Kamis, 23 Mei 2013

Prinsip Pendiri Aikido

Aikido berarti "Jalan Harmony dengan Roh" dan dianggap sebagai bentuk non-kekerasan seni bela diri. Namun, jangan tertipu. Aikido bila digunakan dengan benar sangat kuat sering mampu memblokir dan menetralisir serangan yang kuat dan melawan mereka dengan kekuatan yang sama.

Morihei Ueshiba, sekarang dikenal sebagai O-sensei ke dunia Aikido, mendirikan seni bela diri. O-sensei adalah master Jujitsu atau bersenjata tempur, Kinjitsu atau pedang pertempuran, dan sojitsu atau tombak tempur dan mempelajari ajaran-ajaran filsafat dan agama.

Karena yayasan keagamaan dan filosofis Aikido, prinsip-prinsip seni bela diri mencakup cara-cara untuk menyelaraskan dengan ki atau roh dalam diri sendiri dan semangat yang lebih besar dari alam. Di antara prinsip-prinsip Aikido termasuk kesatuan, gerakan melingkar dan ki.

Di antara ajaran filosofis Aikido, salah satu yang lebih dasar dan lebih penting adalah belajar mengendalikan diri. Mempertahankan keseimbangan batin diperlukan untuk menyelaraskan dengan orang lain yang memungkinkan untuk mengendalikan serangan lawan atau menerapkan teknik yang efektif. Kontrol diri adalah kunci untuk mencapai dan mempertahankan harmoni.

Prinsip Keesaan adalah prinsip dasar lain dalam Aikido. Sebuah aikidoka harus belajar untuk menjadi satu dengan situasi apapun. Menjadi salah satu sarana memiliki sikap hormat untuk semua hal dan situasi, teman atau musuh. Dengan pelatihan untuk menjadi satu dengan setiap situasi, harmonisasi akan mengikuti dan itu akan menjadi mungkin untuk menjalankan teknik Aikido, gerakan dan bentuk akurat dan efisien.

Harmony juga berarti sintesis. Dan lingkaran rohani yang merupakan dasar dari semua teknik Aikido mensintesis segalanya. Aikido adalah kombinasi dari gerakan melingkar. Teknik dan gerakan berputar di sekitar konsep gerakan melingkar.
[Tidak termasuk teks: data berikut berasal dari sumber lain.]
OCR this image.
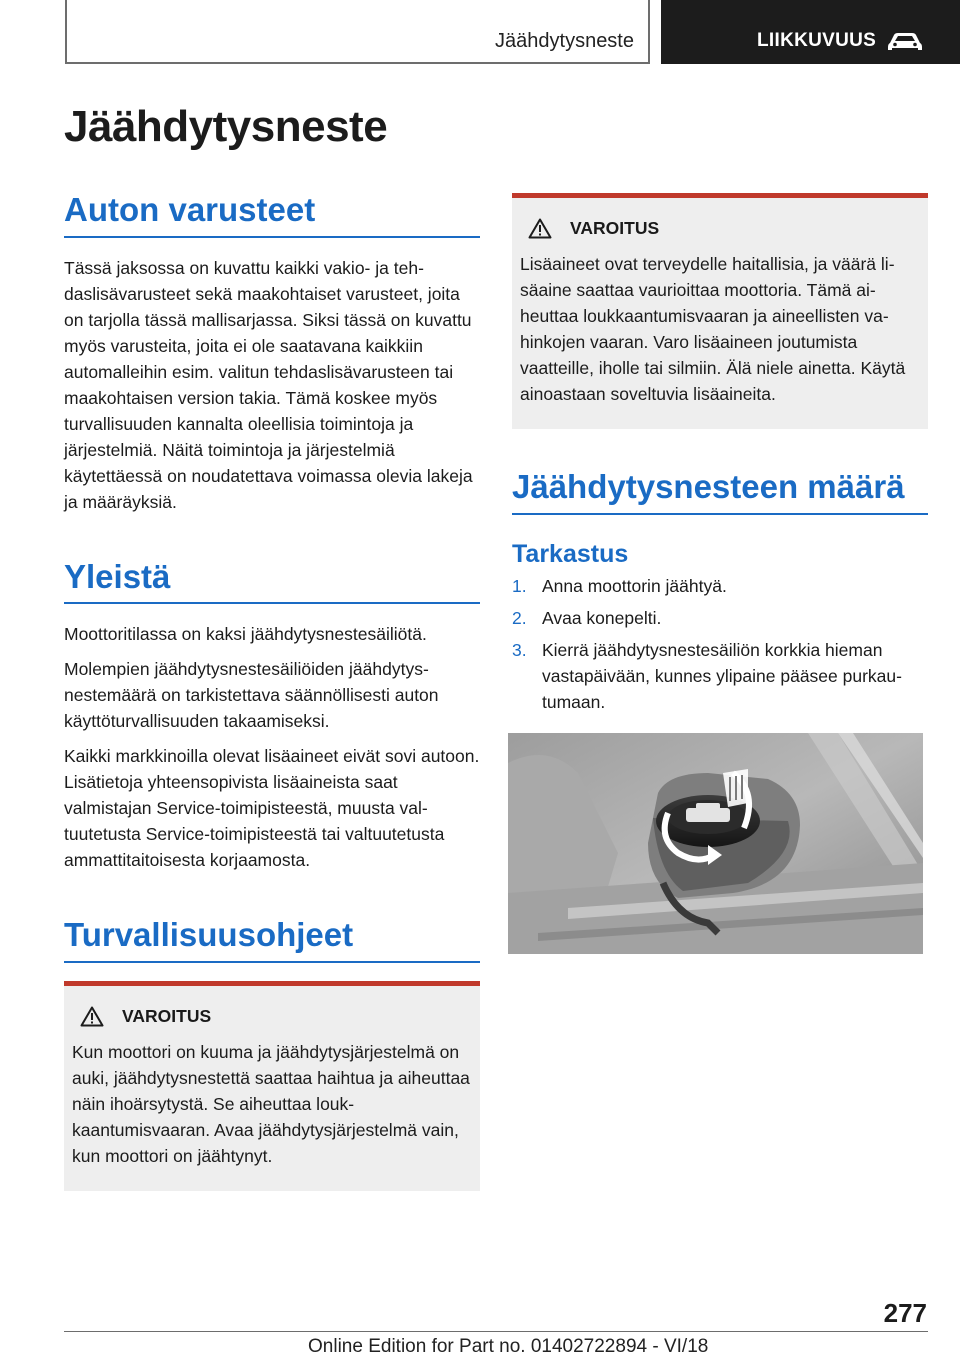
Jäähdytysneste	LIIKKUVUUS
Jäähdytysneste
Auton varusteet

Tässä jaksossa on kuvattu kaikki vakio- ja tehdaslisävarusteet sekä maakohtaiset varusteet, joita on tarjolla tässä mallisarjassa. Siksi tässä on kuvattu myös varusteita, joita ei ole saatavana kaikkiin automalleihin esim. valitun tehdaslisävarusteen tai maakohtaisen version takia. Tämä koskee myös turvallisuuden kannalta oleellisia toimintoja ja järjestelmiä. Näitä toimintoja ja järjestelmiä käytettäessä on noudatettava voimassa olevia lakeja ja määräyksiä.

Yleistä

Moottoritilassa on kaksi jäähdytysnestesäiliötä.

Molempien jäähdytysnestesäiliöiden jäähdytysnestemäärä on tarkistettava säännöllisesti auton käyttöturvallisuuden takaamiseksi.

Kaikki markkinoilla olevat lisäaineet eivät sovi autoon. Lisätietoja yhteensopivista lisäaineista saat valmistajan Service-toimipisteestä, muusta valtuutetusta Service-toimipisteestä tai valtuutetusta ammattitaitoisesta korjaamosta.

Turvallisuusohjeet
VAROITUS

Kun moottori on kuuma ja jäähdytysjärjestelmä on auki, jäähdytysnestettä saattaa haihtua ja aiheuttaa näin ihoärsytystä. Se aiheuttaa loukkaantumisvaaran. Avaa jäähdytysjärjestelmä vain, kun moottori on jäähtynyt.

VAROITUS

Lisäaineet ovat terveydelle haitallisia, ja väärä lisäaine saattaa vaurioittaa moottoria. Tämä aiheuttaa loukkaantumisvaaran ja aineellisten vahinkojen vaaran. Varo lisäaineen joutumista vaatteille, iholle tai silmiin. Älä niele ainetta. Käytä ainoastaan soveltuvia lisäaineita.

Jäähdytysnesteen määrä
Tarkastus
1. Anna moottorin jäähtyä.
2. Avaa konepelti.
3. Kierrä jäähdytysnestesäiliön korkkia hieman vastapäivään, kunnes ylipaine pääsee purkautumaan.
277
Online Edition for Part no. 01402722894 - VI/18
Ketika serangan lawan, aikidoka menggunakan gerakan melingkar dari perut bagian bawah untuk mengontrol serangan dan melaksanakan teknik Aikido untuk melakukan serangan balik.

Dikatakan bahwa pertahanan adalah pelanggaran terbesar. Dalam Aikido untuk membela benar serangan, kita harus belajar untuk menjauh dari jangkauan efektivitas serangan lawan. Namun, ketika Anda mencoba untuk membela dengan keluar dari jangkauan lawan efektif, Anda juga harus mencoba untuk mempertahankan jangkauan Anda sendiri efektivitas dalam rangka untuk melakukan serangan balik secara efisien.

Anda tidak akan bisa memberikan serangan balik yang efektif jika Anda melangkah terlalu jauh dari lawan. Demikian pula, karena terlalu dekat pasti akan mengurangi efektivitas teknik Anda. Semuanya akan tergantung pada situasi. Sebagai praktisi Aikido, Anda harus belajar untuk menentukan bagaimana untuk menghindari berbagai lawan sambil mengontrol Anda sendiri dalam berbagai situasi.

Akhirnya, Prinsip Ki melibatkan percaya bahwa segala sesuatu di alam semesta diatur oleh kekuatan atau roh. Ki juga merupakan energi dan kekuatan hidup kita. Ki adalah gaya yang mengikat pikiran dan tubuh. Ini adalah energi yang selaras kita untuk lingkungan kita. Dengan belajar mengendalikan Ki, kita akan mampu menyatukan pikiran dan tubuh kita memaksimalkan gerakan yang efisien dan pelaksanaan teknik Aikido.

Aikido berfokus pada jarak, gerak, kecepatan, dan proyeksi penyerang. Dengan menggunakan blending, spiral, dan ekstensi teknik, serangan akan dinetralisir dan dengan menggunakan keterpusatan seseorang dan pinggul, jumlah yang sama gaya dapat diterapkan ke penyerang. Dalam Aikido, gerakan spiral dan melingkar mencerminkan apa seni bela diri adalah: cairan dan gerakan mengalir semangat dan energi.